For the acoustic guitars and the rolling drum fills that propel this song along and the endearing harmonies that go along with it. Who couldn’t like a band called Tiger Waves? And you call yourselves American.
No matter how many incarnations there was and will always be of tight harmonies and acoustic fingerpicking, it will always sound good, and Jones Street Station isn’t about to change that. But they certainly liven the arrangement up to great success.
Usually, I try to at least give some detail into the songs I choose to put on here, but Boy & Bear’s “Big Man” is a song whose lyrics speak for itself. For those of you who have been craving more Mumford & Sons, and still are in love with Bruce Springsteen, this piece is right up your alley. Hailing from Sydney, Australia, their choral vocals on par with the best that Fleet Foxes can muster. Surely, Boy & Bear will be big in only a matter of time. Check out the full lyrics below, enjoy the song, download it below, and buy Boy & Bear’s debut album Moonfire.
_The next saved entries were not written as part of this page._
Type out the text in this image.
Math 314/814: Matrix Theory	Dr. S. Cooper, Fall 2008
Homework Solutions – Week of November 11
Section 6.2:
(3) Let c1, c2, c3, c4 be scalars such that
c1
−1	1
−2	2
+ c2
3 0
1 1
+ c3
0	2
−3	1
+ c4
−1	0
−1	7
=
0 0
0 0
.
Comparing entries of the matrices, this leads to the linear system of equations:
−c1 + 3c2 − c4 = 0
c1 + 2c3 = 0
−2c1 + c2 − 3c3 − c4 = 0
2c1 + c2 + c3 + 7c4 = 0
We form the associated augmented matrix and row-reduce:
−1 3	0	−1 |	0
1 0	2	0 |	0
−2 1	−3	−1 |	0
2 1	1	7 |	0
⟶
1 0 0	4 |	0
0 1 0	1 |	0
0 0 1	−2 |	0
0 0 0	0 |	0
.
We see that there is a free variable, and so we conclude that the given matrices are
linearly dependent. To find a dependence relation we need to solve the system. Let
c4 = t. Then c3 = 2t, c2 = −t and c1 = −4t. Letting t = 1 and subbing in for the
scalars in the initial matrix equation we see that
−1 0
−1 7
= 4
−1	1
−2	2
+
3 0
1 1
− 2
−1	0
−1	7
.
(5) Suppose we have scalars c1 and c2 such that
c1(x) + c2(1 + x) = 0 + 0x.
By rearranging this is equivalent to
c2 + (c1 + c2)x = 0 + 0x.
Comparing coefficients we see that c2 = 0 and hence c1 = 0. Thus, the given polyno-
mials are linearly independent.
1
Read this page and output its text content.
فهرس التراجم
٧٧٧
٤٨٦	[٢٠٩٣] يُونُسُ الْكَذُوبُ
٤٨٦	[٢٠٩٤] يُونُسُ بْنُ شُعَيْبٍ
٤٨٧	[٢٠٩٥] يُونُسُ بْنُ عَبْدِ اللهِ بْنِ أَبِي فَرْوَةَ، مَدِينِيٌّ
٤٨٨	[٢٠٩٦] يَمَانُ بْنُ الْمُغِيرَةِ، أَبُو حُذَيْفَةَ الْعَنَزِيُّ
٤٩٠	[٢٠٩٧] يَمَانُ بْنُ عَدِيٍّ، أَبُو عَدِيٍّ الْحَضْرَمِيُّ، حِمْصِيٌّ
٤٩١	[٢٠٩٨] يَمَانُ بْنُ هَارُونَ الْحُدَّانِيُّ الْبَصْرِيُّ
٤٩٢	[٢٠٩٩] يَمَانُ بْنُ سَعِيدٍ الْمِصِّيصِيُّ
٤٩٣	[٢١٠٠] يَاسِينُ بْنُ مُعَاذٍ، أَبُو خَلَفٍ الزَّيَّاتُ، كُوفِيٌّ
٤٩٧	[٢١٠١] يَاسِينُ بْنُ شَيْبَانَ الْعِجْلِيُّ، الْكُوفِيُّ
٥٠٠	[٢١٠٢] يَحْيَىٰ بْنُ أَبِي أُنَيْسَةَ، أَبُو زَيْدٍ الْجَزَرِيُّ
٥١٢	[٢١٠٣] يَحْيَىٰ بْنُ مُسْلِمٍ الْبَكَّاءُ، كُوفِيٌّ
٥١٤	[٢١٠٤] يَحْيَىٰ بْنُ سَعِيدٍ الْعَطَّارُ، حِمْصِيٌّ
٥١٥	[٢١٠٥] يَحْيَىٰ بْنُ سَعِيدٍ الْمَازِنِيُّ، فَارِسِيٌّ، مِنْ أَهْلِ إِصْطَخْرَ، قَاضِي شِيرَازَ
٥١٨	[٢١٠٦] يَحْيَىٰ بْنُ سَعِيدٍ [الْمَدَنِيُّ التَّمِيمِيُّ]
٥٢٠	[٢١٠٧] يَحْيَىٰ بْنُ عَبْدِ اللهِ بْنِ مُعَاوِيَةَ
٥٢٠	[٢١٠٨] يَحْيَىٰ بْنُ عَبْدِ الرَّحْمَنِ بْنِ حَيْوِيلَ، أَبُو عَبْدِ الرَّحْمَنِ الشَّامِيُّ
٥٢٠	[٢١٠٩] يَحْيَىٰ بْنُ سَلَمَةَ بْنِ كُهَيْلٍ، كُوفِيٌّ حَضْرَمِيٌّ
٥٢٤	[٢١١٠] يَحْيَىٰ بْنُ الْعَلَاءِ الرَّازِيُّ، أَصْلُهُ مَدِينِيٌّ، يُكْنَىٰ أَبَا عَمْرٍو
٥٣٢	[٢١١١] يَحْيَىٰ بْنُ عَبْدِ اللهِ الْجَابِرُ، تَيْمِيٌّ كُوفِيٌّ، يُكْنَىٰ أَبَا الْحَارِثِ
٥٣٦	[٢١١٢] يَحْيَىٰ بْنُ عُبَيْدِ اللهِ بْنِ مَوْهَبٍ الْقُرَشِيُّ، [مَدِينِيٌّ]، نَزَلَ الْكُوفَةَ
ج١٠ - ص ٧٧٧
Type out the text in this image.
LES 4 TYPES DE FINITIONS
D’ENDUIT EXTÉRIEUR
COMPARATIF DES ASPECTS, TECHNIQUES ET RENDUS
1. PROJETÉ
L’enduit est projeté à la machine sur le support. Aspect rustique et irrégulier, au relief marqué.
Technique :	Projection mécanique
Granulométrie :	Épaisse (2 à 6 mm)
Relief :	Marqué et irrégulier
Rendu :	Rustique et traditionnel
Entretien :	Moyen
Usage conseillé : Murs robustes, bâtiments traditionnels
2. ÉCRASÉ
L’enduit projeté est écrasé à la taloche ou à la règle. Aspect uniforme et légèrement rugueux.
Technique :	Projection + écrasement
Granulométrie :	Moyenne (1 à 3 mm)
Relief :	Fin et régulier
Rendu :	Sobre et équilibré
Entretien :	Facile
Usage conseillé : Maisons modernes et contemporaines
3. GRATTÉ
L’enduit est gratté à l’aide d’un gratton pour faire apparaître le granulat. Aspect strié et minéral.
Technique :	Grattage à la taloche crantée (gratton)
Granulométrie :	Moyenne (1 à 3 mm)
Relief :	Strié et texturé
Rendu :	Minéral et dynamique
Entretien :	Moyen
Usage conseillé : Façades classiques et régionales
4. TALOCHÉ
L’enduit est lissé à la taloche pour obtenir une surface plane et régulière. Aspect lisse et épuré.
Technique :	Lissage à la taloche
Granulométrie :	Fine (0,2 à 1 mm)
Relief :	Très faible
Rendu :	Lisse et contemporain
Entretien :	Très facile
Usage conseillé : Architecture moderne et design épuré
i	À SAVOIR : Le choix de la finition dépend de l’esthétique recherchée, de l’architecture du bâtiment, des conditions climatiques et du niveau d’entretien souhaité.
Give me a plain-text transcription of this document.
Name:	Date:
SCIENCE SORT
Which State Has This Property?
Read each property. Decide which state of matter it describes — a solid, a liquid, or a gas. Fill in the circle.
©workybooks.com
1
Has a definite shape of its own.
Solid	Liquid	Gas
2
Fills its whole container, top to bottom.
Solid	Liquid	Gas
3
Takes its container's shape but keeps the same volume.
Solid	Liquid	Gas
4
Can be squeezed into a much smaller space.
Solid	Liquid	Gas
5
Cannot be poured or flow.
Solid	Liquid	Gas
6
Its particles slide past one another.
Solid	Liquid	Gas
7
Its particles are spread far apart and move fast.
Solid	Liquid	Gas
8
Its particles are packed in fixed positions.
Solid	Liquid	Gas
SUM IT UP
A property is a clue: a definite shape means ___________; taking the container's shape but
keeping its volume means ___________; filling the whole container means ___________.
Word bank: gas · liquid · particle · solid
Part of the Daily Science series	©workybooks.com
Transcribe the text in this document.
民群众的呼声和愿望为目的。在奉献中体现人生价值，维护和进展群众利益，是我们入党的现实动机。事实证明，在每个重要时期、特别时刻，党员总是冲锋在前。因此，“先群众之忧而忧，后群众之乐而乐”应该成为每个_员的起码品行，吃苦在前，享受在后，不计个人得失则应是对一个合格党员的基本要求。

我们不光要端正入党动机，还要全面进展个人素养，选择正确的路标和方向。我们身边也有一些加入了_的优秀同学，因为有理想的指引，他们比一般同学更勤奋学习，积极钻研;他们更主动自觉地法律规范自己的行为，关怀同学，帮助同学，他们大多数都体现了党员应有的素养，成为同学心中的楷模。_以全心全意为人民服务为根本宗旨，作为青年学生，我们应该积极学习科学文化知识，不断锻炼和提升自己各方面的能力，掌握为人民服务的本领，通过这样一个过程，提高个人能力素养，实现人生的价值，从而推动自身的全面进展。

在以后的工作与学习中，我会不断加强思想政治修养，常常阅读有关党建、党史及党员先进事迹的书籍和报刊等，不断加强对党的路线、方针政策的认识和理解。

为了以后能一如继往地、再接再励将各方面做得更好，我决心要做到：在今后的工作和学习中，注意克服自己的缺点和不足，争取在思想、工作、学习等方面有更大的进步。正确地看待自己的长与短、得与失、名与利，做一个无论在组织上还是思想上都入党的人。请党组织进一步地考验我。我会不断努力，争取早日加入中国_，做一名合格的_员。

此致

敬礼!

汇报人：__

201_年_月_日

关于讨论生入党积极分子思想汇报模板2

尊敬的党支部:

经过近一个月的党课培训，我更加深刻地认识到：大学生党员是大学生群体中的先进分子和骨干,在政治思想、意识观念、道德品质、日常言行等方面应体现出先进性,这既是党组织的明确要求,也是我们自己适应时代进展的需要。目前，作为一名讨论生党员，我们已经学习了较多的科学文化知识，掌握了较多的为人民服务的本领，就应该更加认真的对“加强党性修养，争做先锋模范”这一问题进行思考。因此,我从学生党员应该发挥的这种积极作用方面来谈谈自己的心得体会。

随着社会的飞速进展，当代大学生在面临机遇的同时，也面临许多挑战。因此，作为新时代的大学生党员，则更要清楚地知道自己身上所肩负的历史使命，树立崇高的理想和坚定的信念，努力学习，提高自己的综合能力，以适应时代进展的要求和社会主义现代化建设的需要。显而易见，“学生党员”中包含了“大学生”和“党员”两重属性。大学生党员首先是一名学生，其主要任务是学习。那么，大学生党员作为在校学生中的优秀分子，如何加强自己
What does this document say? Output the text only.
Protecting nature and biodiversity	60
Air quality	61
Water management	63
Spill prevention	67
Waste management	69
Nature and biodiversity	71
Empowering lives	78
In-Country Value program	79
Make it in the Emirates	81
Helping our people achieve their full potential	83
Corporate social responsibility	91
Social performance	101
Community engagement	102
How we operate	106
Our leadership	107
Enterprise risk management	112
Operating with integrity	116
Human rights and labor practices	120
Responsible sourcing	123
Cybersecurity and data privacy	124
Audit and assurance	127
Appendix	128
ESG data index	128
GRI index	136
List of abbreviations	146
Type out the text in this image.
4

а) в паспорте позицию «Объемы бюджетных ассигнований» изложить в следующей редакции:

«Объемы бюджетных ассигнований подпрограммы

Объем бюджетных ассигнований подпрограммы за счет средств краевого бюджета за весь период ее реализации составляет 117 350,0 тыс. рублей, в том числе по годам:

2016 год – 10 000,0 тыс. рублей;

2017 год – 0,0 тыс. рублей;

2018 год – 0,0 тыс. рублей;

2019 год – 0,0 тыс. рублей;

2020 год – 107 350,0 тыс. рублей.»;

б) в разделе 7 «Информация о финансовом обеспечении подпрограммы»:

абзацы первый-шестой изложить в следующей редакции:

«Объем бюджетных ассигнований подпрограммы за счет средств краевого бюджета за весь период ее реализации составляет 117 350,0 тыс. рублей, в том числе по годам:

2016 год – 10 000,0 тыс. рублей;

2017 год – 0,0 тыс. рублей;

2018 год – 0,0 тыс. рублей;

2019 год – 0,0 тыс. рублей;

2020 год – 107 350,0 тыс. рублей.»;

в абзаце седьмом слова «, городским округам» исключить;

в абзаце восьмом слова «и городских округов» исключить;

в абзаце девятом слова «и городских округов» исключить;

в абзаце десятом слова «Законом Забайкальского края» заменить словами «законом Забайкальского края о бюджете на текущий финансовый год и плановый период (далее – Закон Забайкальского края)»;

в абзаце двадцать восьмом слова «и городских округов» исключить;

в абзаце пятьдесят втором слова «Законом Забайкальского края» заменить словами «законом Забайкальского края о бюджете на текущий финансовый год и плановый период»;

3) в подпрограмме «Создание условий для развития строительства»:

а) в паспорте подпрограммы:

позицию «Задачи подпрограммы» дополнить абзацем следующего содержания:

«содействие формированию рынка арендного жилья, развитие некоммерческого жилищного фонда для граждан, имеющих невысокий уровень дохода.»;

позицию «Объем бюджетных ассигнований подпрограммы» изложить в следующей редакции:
You won’t regret it.
Well I bit on my lip, and I kicked at my toes No, I don’t need your lecture cause your lecture won’t show That you told me so I told you so But I would have managed, I would have been fine I’d do it myself and I’d do it just my way, I’m a big man for thinking just so.
But somebody told me that your mother was born Wa-wa-wandering woman with a spirit so sworn of the riverside And it never surprised me but it meant that my love was immobilized Well, it meant that my love was immobilized Cause when it comes, it comes when it does.
But you came in the middle and you fell in my hands Oh a, wonderful woman and an average man. See that makes me the lucky man I won’t be deserving, but I won’t be denied See, I fell in this position, I will still teach my kids pride Because failure’s a part of it all And if failure don’t hurt then failure don’t work at all
But somebody told me that your nephew was born Oh, a beautiful baby, so smart and so sure of his little self And in a wonderful way he was making me feel so small Was making me feel so small, was making me feel so small. And I don’t think I’ve felt this before.
In all the reasons to come, well they override my body and, I point to the sun, cause where it’s warm is where the wilderness grows And it grows, and it grows ‘til it all becomes nothing And nothing is left as you know.
(We walked it for a thousand years, with broken eyes and salted ears Complaining ’bout the weather like we ever had a choice. Through all the noise and self abuse, you waited for your fill of truth Oh I’m terrified I’ll achieve nothing at all.)